To George Washington from Peter R. Livingston, 13 July 1793
From Peter R. Livingston
New York 13 July 1793
May it Please your Excellency
My Worthy friend Dr John Cockran the present Loan officer1 being again taken very ill and his life dispared of if he should not recover this stroke, and your Excellency should have no objections to grant me the favour if the office should become Vacant to fill it You would confer an Obligation never to be forgotten on one of your most Sincre friends, and most cordial well wisher.2 Your Excellencys Most Obedient and very Humble Servant
Peter R. Livingston
ALS, DLC:GW.
Peter R. Livingston (1737–1794) was the eldest son of Robert Livingston, Jr. (1708–1790), third Lord of Livingston Manor in Columbia County, New York. During the Revolutionary War, he served as chairman of New York’s committee of safety from September 1776 to March 1777 and as colonel of the 10th Albany Regiment.
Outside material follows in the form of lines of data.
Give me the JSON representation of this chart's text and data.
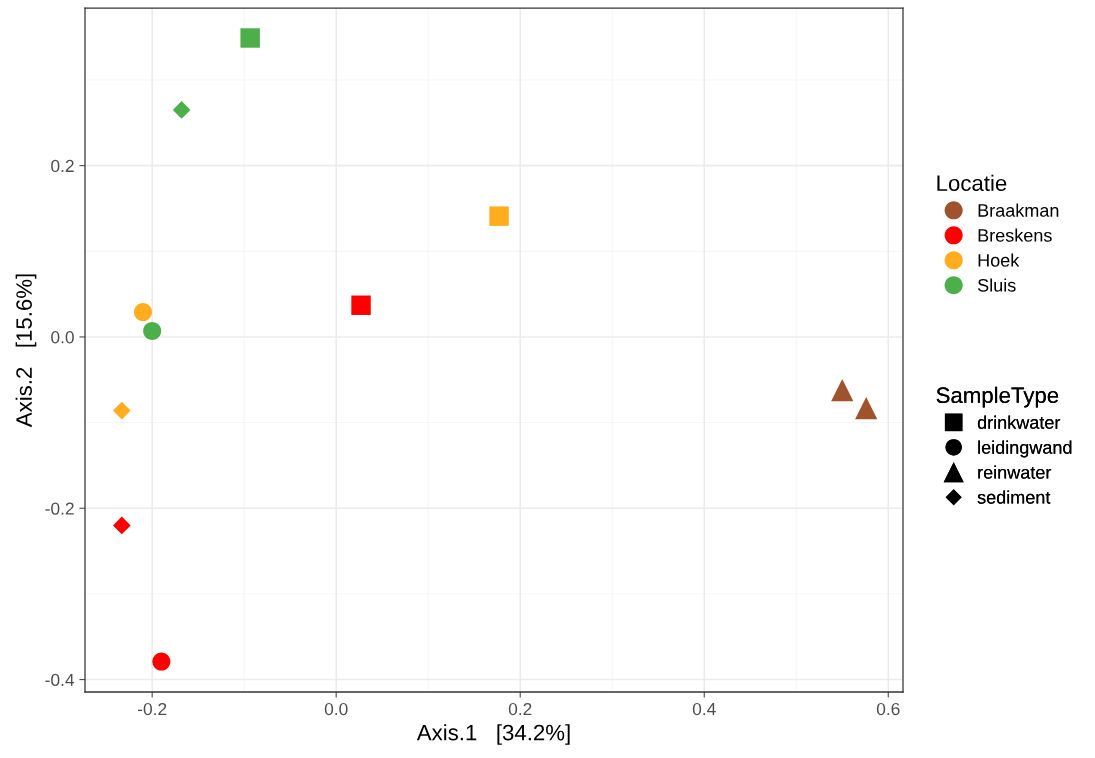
{
  "chart_data": {
    "type": "scatter",
    "xlabel": "Axis.1   [34.2%]",
    "ylabel": "Axis.2   [15.6%]",
    "xlim": [
      -0.273,
      0.616
    ],
    "ylim": [
      -0.4145,
      0.384
    ],
    "xticks": [
      {
        "value": -0.2,
        "label": "-0.2"
      },
      {
        "value": 0.0,
        "label": "0.0"
      },
      {
        "value": 0.2,
        "label": "0.2"
      },
      {
        "value": 0.4,
        "label": "0.4"
      },
      {
        "value": 0.6,
        "label": "0.6"
      }
    ],
    "yticks": [
      {
        "value": -0.4,
        "label": "-0.4"
      },
      {
        "value": -0.2,
        "label": "-0.2"
      },
      {
        "value": 0.0,
        "label": "0.0"
      },
      {
        "value": 0.2,
        "label": "0.2"
      }
    ],
    "grid": true,
    "legend": "right",
    "legend_title": [
      "Locatie",
      "SampleType"
    ],
    "series": [
      {
        "name": "Braakman",
        "color": "#a0522d",
        "x": [
          0.55,
          0.576
        ],
        "values": [
          -0.062,
          -0.083
        ],
        "marker": [
          "triangle",
          "triangle"
        ]
      },
      {
        "name": "Breskens",
        "color": "#ff0000",
        "x": [
          0.027,
          -0.233,
          -0.19
        ],
        "values": [
          0.037,
          -0.22,
          -0.379
        ],
        "marker": [
          "square",
          "diamond",
          "circle"
        ]
      },
      {
        "name": "Hoek",
        "color": "#ffad1f",
        "x": [
          0.177,
          -0.21,
          -0.233
        ],
        "values": [
          0.141,
          0.029,
          -0.086
        ],
        "marker": [
          "square",
          "circle",
          "diamond"
        ]
      },
      {
        "name": "Sluis",
        "color": "#4daf4a",
        "x": [
          -0.0935,
          -0.168,
          -0.2
        ],
        "values": [
          0.349,
          0.265,
          0.007
        ],
        "marker": [
          "square",
          "diamond",
          "circle"
        ]
      },
      {
        "name": "drinkwater",
        "color": "#000000",
        "marker": "square"
      },
      {
        "name": "leidingwand",
        "color": "#000000",
        "marker": "circle"
      },
      {
        "name": "reinwater",
        "color": "#000000",
        "marker": "triangle"
      },
      {
        "name": "sediment",
        "color": "#000000",
        "marker": "diamond"
      }
    ]
  }
}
1. On Dr. John Cochran and his appointment as commissioner of loans for New York State, see Cochran to GW, 1 May 1789, and notes.
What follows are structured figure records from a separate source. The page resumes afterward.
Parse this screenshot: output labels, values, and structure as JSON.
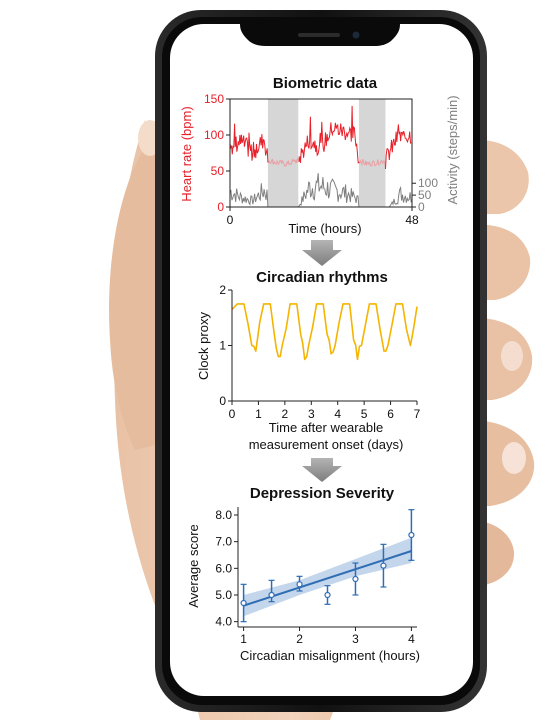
{
  "colors": {
    "heart_rate": "#e8202a",
    "heart_rate_faded": "#e8a0a4",
    "activity": "#808080",
    "shading": "#d6d6d6",
    "circadian": "#f5b400",
    "depression_line": "#2f6db5",
    "depression_band": "#b9cfe8",
    "arrow": "#9a9a9a"
  },
  "chart_data": [
    {
      "type": "line",
      "title": "Biometric data",
      "xlabel": "Time (hours)",
      "ylabel": "Heart rate (bpm)",
      "ylabel_right": "Activity (steps/min)",
      "xlim": [
        0,
        48
      ],
      "ylim": [
        0,
        150
      ],
      "xticks": [
        "0",
        "48"
      ],
      "yticks": [
        "0",
        "50",
        "100",
        "150"
      ],
      "yticks_right": [
        "0",
        "50",
        "100"
      ],
      "shaded_intervals_hours": [
        [
          10,
          18
        ],
        [
          34,
          41
        ]
      ],
      "series": [
        {
          "key": "heart_rate",
          "x": [
            0,
            3,
            6,
            9,
            10,
            12,
            15,
            18,
            21,
            24,
            27,
            30,
            33,
            34,
            36,
            39,
            41,
            44,
            47
          ],
          "values": [
            85,
            90,
            75,
            95,
            65,
            62,
            60,
            65,
            95,
            80,
            110,
            105,
            100,
            65,
            60,
            62,
            65,
            95,
            100
          ]
        },
        {
          "key": "activity",
          "x": [
            0,
            3,
            6,
            9,
            12,
            15,
            18,
            21,
            24,
            27,
            30,
            33,
            36,
            39,
            42,
            45,
            47
          ],
          "values": [
            30,
            18,
            12,
            32,
            0,
            0,
            0,
            38,
            40,
            32,
            28,
            18,
            0,
            0,
            0,
            25,
            20
          ]
        }
      ]
    },
    {
      "type": "line",
      "title": "Circadian rhythms",
      "xlabel": "Time after wearable measurement onset (days)",
      "ylabel": "Clock proxy",
      "xlim": [
        0,
        7
      ],
      "ylim": [
        0,
        2
      ],
      "xticks": [
        "0",
        "1",
        "2",
        "3",
        "4",
        "5",
        "6",
        "7"
      ],
      "yticks": [
        "0",
        "1",
        "2"
      ],
      "series": [
        {
          "key": "clock_proxy",
          "x": [
            0,
            0.2,
            0.45,
            0.6,
            0.75,
            0.9,
            1.2,
            1.45,
            1.6,
            1.75,
            1.9,
            2.2,
            2.45,
            2.6,
            2.75,
            2.9,
            3.2,
            3.45,
            3.6,
            3.75,
            3.9,
            4.2,
            4.45,
            4.6,
            4.75,
            4.9,
            5.2,
            5.45,
            5.6,
            5.75,
            5.9,
            6.2,
            6.45,
            6.6,
            6.75,
            6.9,
            7
          ],
          "values": [
            1.65,
            1.75,
            1.75,
            1.4,
            1.0,
            0.9,
            1.75,
            1.75,
            1.2,
            0.8,
            1.0,
            1.75,
            1.75,
            1.2,
            0.75,
            1.0,
            1.75,
            1.75,
            1.2,
            0.85,
            1.0,
            1.75,
            1.75,
            1.1,
            0.75,
            1.0,
            1.75,
            1.75,
            1.3,
            0.9,
            1.0,
            1.75,
            1.75,
            1.3,
            1.0,
            1.4,
            1.7
          ]
        }
      ]
    },
    {
      "type": "scatter",
      "title": "Depression Severity",
      "xlabel": "Circadian misalignment (hours)",
      "ylabel": "Average  score",
      "xlim": [
        0.9,
        4.1
      ],
      "ylim": [
        3.8,
        8.3
      ],
      "xticks": [
        "1",
        "2",
        "3",
        "4"
      ],
      "yticks": [
        "4.0",
        "5.0",
        "6.0",
        "7.0",
        "8.0"
      ],
      "points": {
        "x": [
          1.0,
          1.5,
          2.0,
          2.5,
          3.0,
          3.5,
          4.0
        ],
        "y": [
          4.7,
          5.0,
          5.4,
          5.0,
          5.6,
          6.1,
          7.25
        ],
        "err_low": [
          4.0,
          4.75,
          5.15,
          4.65,
          5.0,
          5.3,
          6.3
        ],
        "err_high": [
          5.4,
          5.55,
          5.7,
          5.35,
          6.2,
          6.9,
          8.2
        ]
      },
      "fit": {
        "x": [
          1.0,
          4.0
        ],
        "y": [
          4.6,
          6.65
        ]
      },
      "band": {
        "x": [
          1.0,
          2.0,
          3.0,
          4.0
        ],
        "low": [
          4.2,
          5.0,
          5.7,
          6.2
        ],
        "high": [
          5.0,
          5.55,
          6.35,
          7.15
        ]
      }
    }
  ]
}
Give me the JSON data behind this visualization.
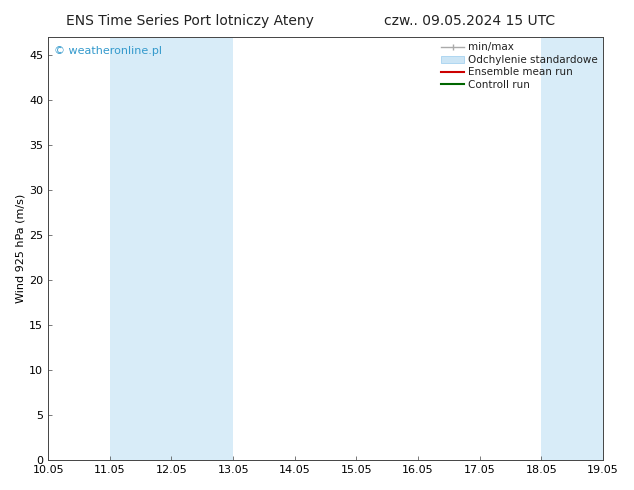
{
  "title_left": "ENS Time Series Port lotniczy Ateny",
  "title_right": "czw.. 09.05.2024 15 UTC",
  "ylabel": "Wind 925 hPa (m/s)",
  "watermark": "© weatheronline.pl",
  "watermark_color": "#3399cc",
  "xlim_start": 0,
  "xlim_end": 9,
  "ylim_min": 0,
  "ylim_max": 47,
  "yticks": [
    0,
    5,
    10,
    15,
    20,
    25,
    30,
    35,
    40,
    45
  ],
  "xtick_labels": [
    "10.05",
    "11.05",
    "12.05",
    "13.05",
    "14.05",
    "15.05",
    "16.05",
    "17.05",
    "18.05",
    "19.05"
  ],
  "bg_color": "#ffffff",
  "plot_bg_color": "#ffffff",
  "shaded_bands": [
    {
      "x_start": 1,
      "x_end": 3,
      "color": "#d8ecf8"
    },
    {
      "x_start": 8,
      "x_end": 9,
      "color": "#d8ecf8"
    }
  ],
  "title_fontsize": 10,
  "tick_fontsize": 8,
  "ylabel_fontsize": 8,
  "watermark_fontsize": 8,
  "legend_fontsize": 7.5
}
2. Marinus Willett, in his second letter to GW of 14 July 1793, also wrote to ask for an appointment to the anticipated vacancy (DLC:GW; see also Willett to GW, 7 July 1789, source note). For Abraham Lott’s interest in this same position, see his letter to GW of 15 July 1793, in the source note for Lott to GW, 7 Aug. 1789. Livingston, Willett, and Lott all failed to get the appointment. For Cochran’s resignation and his successor, see his letter to GW of 1 Aug. 1793, and note 1.